The Singapore Police Force (SPF) said that the two-week operation, carried out between March 12 and March 25 by officers from the Commercial Affairs Department and seven Police Land Divisions, identified 208 suspects aged between 15 and 77. Among them were 142 men and 66 women believed to be involved in a wide network of scam activities, either as perpetrators or as money mules.

Preliminary findings indicate that the group may be linked to over 702 scam cases, with total losses exceeding S$6.12 million. The scams span a wide range of methods, including e-commerce fraud, impersonation of friends and government officials, job and investment scams, as well as rental-related schemes.

Investigations are still ongoing, with the individuals being probed for offences such as cheating, money laundering, and operating unlicensed payment services.

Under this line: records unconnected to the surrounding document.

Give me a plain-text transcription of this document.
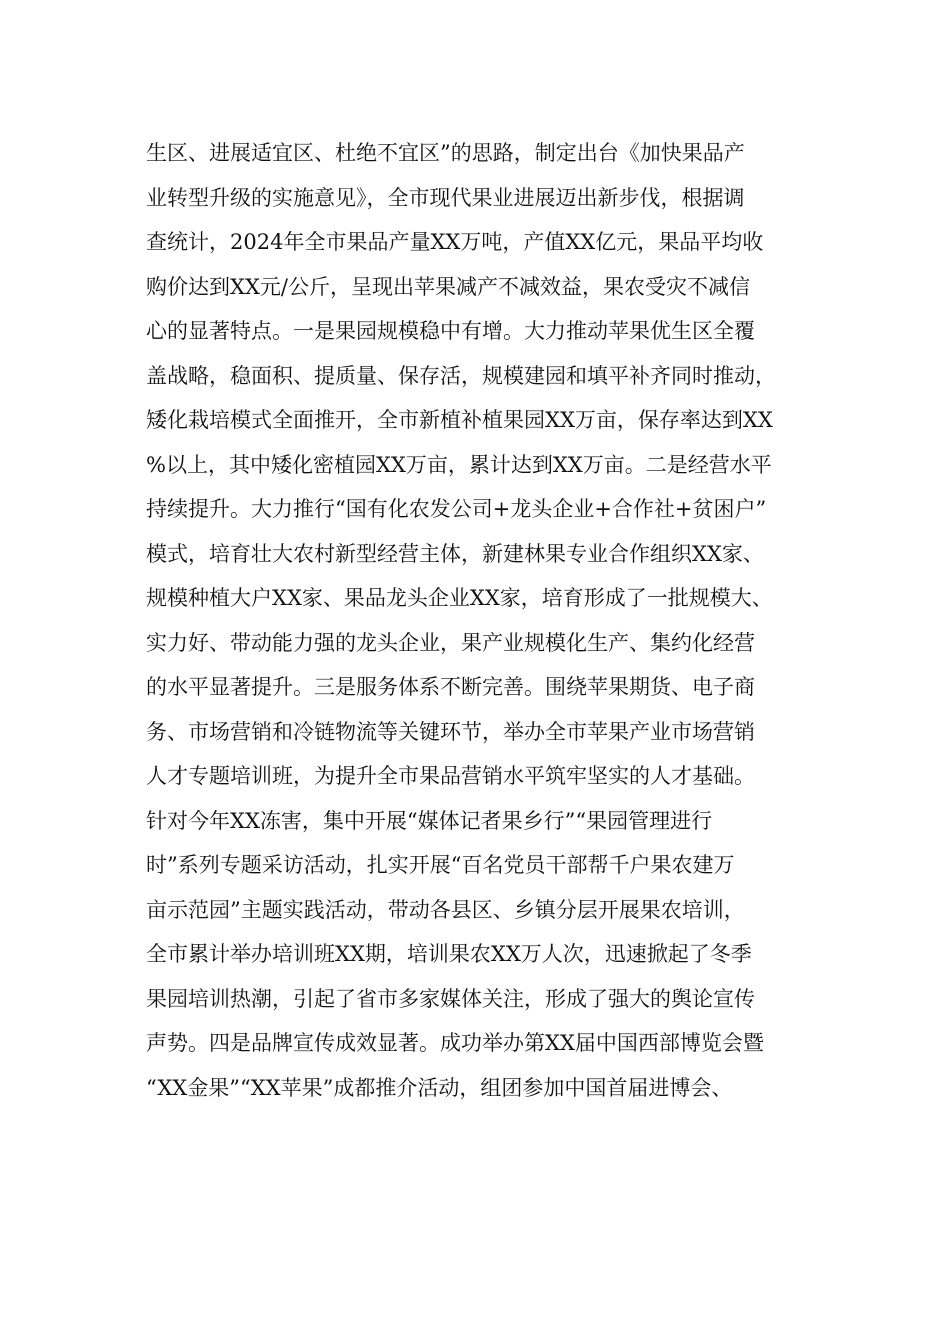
生区、进展适宜区、杜绝不宜区”的思路，制定出台《加快果品产
业转型升级的实施意见》，全市现代果业进展迈出新步伐，根据调
查统计，2024年全市果品产量XX万吨，产值XX亿元，果品平均收
购价达到XX元/公斤，呈现出苹果减产不减效益，果农受灾不减信
心的显著特点。一是果园规模稳中有增。大力推动苹果优生区全覆
盖战略，稳面积、提质量、保存活，规模建园和填平补齐同时推动，
矮化栽培模式全面推开，全市新植补植果园XX万亩，保存率达到XX
%以上，其中矮化密植园XX万亩，累计达到XX万亩。二是经营水平
持续提升。大力推行“国有化农发公司+龙头企业+合作社+贫困户”
模式，培育壮大农村新型经营主体，新建林果专业合作组织XX家、
规模种植大户XX家、果品龙头企业XX家，培育形成了一批规模大、
实力好、带动能力强的龙头企业，果产业规模化生产、集约化经营
的水平显著提升。三是服务体系不断完善。围绕苹果期货、电子商
务、市场营销和冷链物流等关键环节，举办全市苹果产业市场营销
人才专题培训班，为提升全市果品营销水平筑牢坚实的人才基础。
针对今年XX冻害，集中开展“媒体记者果乡行”“果园管理进行
时”系列专题采访活动，扎实开展“百名党员干部帮千户果农建万
亩示范园”主题实践活动，带动各县区、乡镇分层开展果农培训，
全市累计举办培训班XX期，培训果农XX万人次，迅速掀起了冬季
果园培训热潮，引起了省市多家媒体关注，形成了强大的舆论宣传
声势。四是品牌宣传成效显著。成功举办第XX届中国西部博览会暨
“XX金果”“XX苹果”成都推介活动，组团参加中国首届进博会、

Under Singapore law, those found guilty of cheating can face up to 10 years' imprisonment along with fines. Money laundering offences carry similar jail terms, alongside fines of up to S$500,000. Those convicted of providing payment services without a licence may be fined up to S$125,000, jailed for up to three years, or both.

The authorities have also highlighted tougher penalties introduced at the end of last year. Since December 30, 2025, individuals convicted as scammers or those involved in recruiting members for scam syndicates face mandatory caning of at least six strokes, which may extend up to 24 strokes.

Meanwhile, those who facilitate scams such as money mules who help move illicit funds or provide SIM cards and Singpass credentials may face discretionary caning of up to 12 strokes, depending on the offence.

The police reiterated that anyone found to be connected to scam activities will be held accountable. In addition to criminal penalties, individuals implicated in such offences may also face restrictions under the Facility Restriction Framework. This includes limitations on banking services and mobile line subscriptions, aimed at preventing further misuse of financial and communication channels.